Pihak kepolisian resmi menetapkan seorang pemuda berinisial G (18) sebagai tersangka dalam kasus pembunuhan tragis yang menimpa keponakannya sendiri. Korban merupakan seorang balita laki-laki yang masih berusia dua tahun di kawasan Jatisampurna, Kota Bekasi.
Keputusan penetapan tersangka ini diambil setelah penyidik melakukan gelar perkara secara mendalam. Kasat Reskrim Polres Metro Bekasi Kota, Kompol Andi Muhammad Iqbal, mengonfirmasi bahwa status hukum G kini telah dinaikkan.
Kompol Andi menjelaskan bahwa tersangka saat ini sudah dalam kondisi sadar dan bisa memberikan keterangan kepada penyidik. Sebelumnya, tersangka sempat menjalani perawatan medis di rumah sakit akibat luka tusuk yang dideritanya saat kejadian.
Penyidik menyatakan bahwa hasil gelar perkara menunjukkan adanya unsur pidana yang kuat untuk memproses G secara hukum. Polisi menegaskan bahwa kasus ini akan terus berjalan sesuai dengan prosedur peradilan yang berlaku.
Dugaan Gangguan Jiwa dan Hasil Visum
Terkait kondisi kejiwaan tersangka, pihak kepolisian hingga kini belum bisa memberikan kesimpulan akhir.

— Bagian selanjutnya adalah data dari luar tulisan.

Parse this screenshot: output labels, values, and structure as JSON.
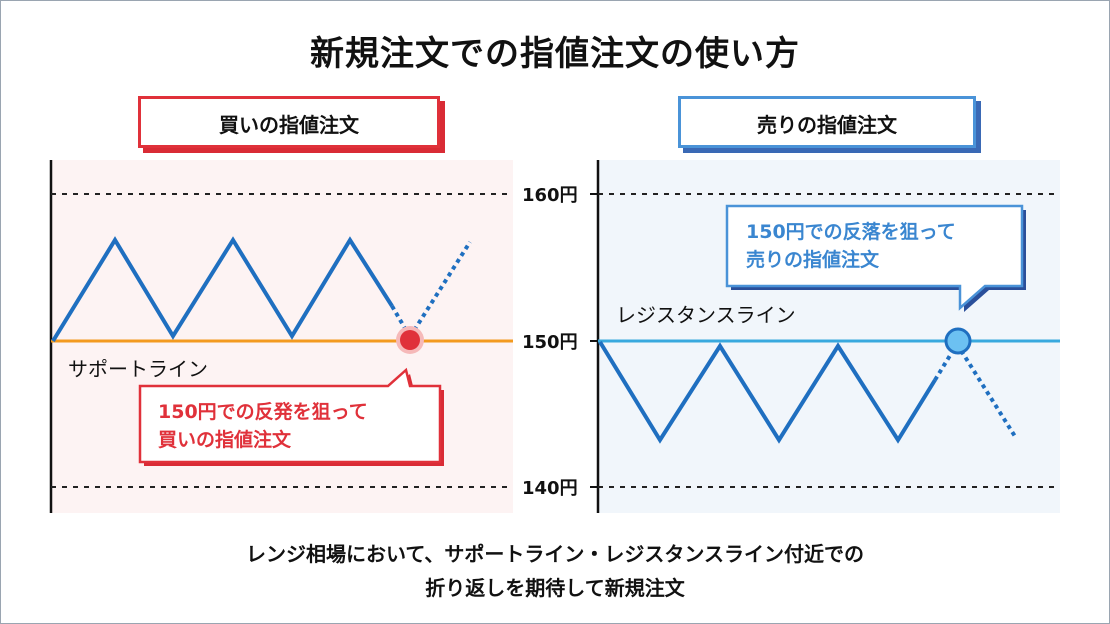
{
  "title": "新規注文での指値注文の使い方",
  "buy_panel": {
    "label": "買いの指値注文",
    "line_label": "サポートライン",
    "callout_line1": "150円での反発を狙って",
    "callout_line2": "買いの指値注文"
  },
  "sell_panel": {
    "label": "売りの指値注文",
    "line_label": "レジスタンスライン",
    "callout_line1": "150円での反落を狙って",
    "callout_line2": "売りの指値注文"
  },
  "price_axis": [
    {
      "label": "160円",
      "value": 160
    },
    {
      "label": "150円",
      "value": 150
    },
    {
      "label": "140円",
      "value": 140
    }
  ],
  "footer": {
    "line1": "レンジ相場において、サポートライン・レジスタンスライン付近での",
    "line2": "折り返しを期待して新規注文"
  },
  "colors": {
    "buy_accent": "#e0313a",
    "sell_accent": "#4a93d8",
    "price_line": "#1f6fc0",
    "support_line": "#f39a1f",
    "resistance_line": "#39a9de"
  }
}
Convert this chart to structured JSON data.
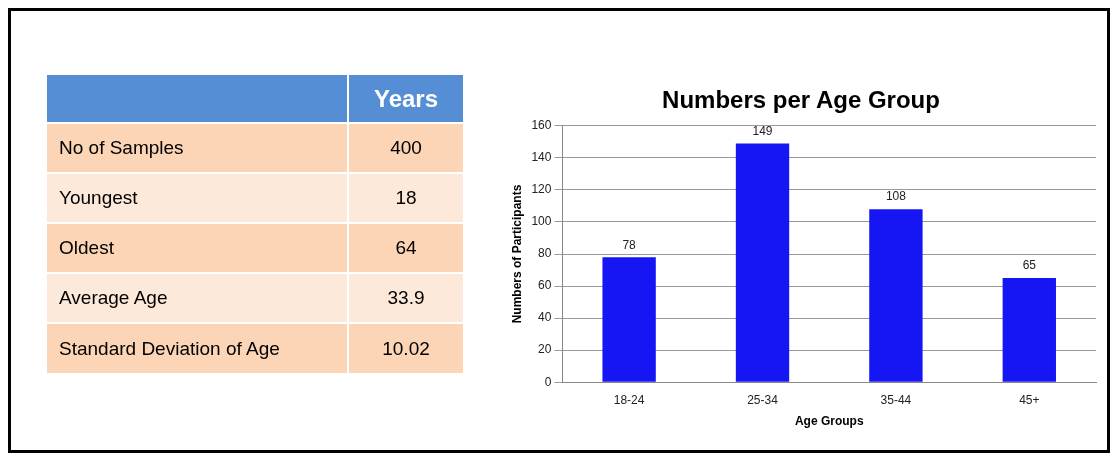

Muncul dugaan dari pihak keluarga bahwa tersangka mengalami gangguan kesehatan mental atau Orang Dengan Gangguan Jiwa (ODGJ).
Berdasarkan keterangan nenek korban, tersangka G memang rutin mengonsumsi obat-obatan khusus untuk masalah kejiwaannya. Namun, polisi tidak ingin gegabah dan tetap menunggu hasil pemeriksaan medis secara resmi.
Fakta utama terkait pemeriksaan medis tersangka adalah sebagai berikut:
- Pihak kepolisian masih menunggu hasil visum resmi dari RS Polri Kramat Jati.
- Pemeriksaan difokuskan pada observasi psikiatri untuk menentukan kelayakan hukum tersangka.
- Status ODGJ hanya bisa dikonfirmasi oleh ahli kedokteran jiwa melalui serangkaian tes.
Proses hukum tetap berjalan sembari menunggu hasil observasi tersebut keluar untuk menentukan langkah selanjutnya. Hal ini dilakukan agar penanganan kasus tetap objektif dan sesuai dengan aturan perundang-undangan.
Kronologi Penemuan Jasad Korban
Peristiwa memilukan ini terungkap saat jasad korban ditemukan di dalam sebuah kamar kontrakan pada Rabu, 27 Mei 2026. Balita malang tersebut ditemukan dalam kondisi yang sangat mengenaskan dengan belasan luka tusuk di tubuhnya.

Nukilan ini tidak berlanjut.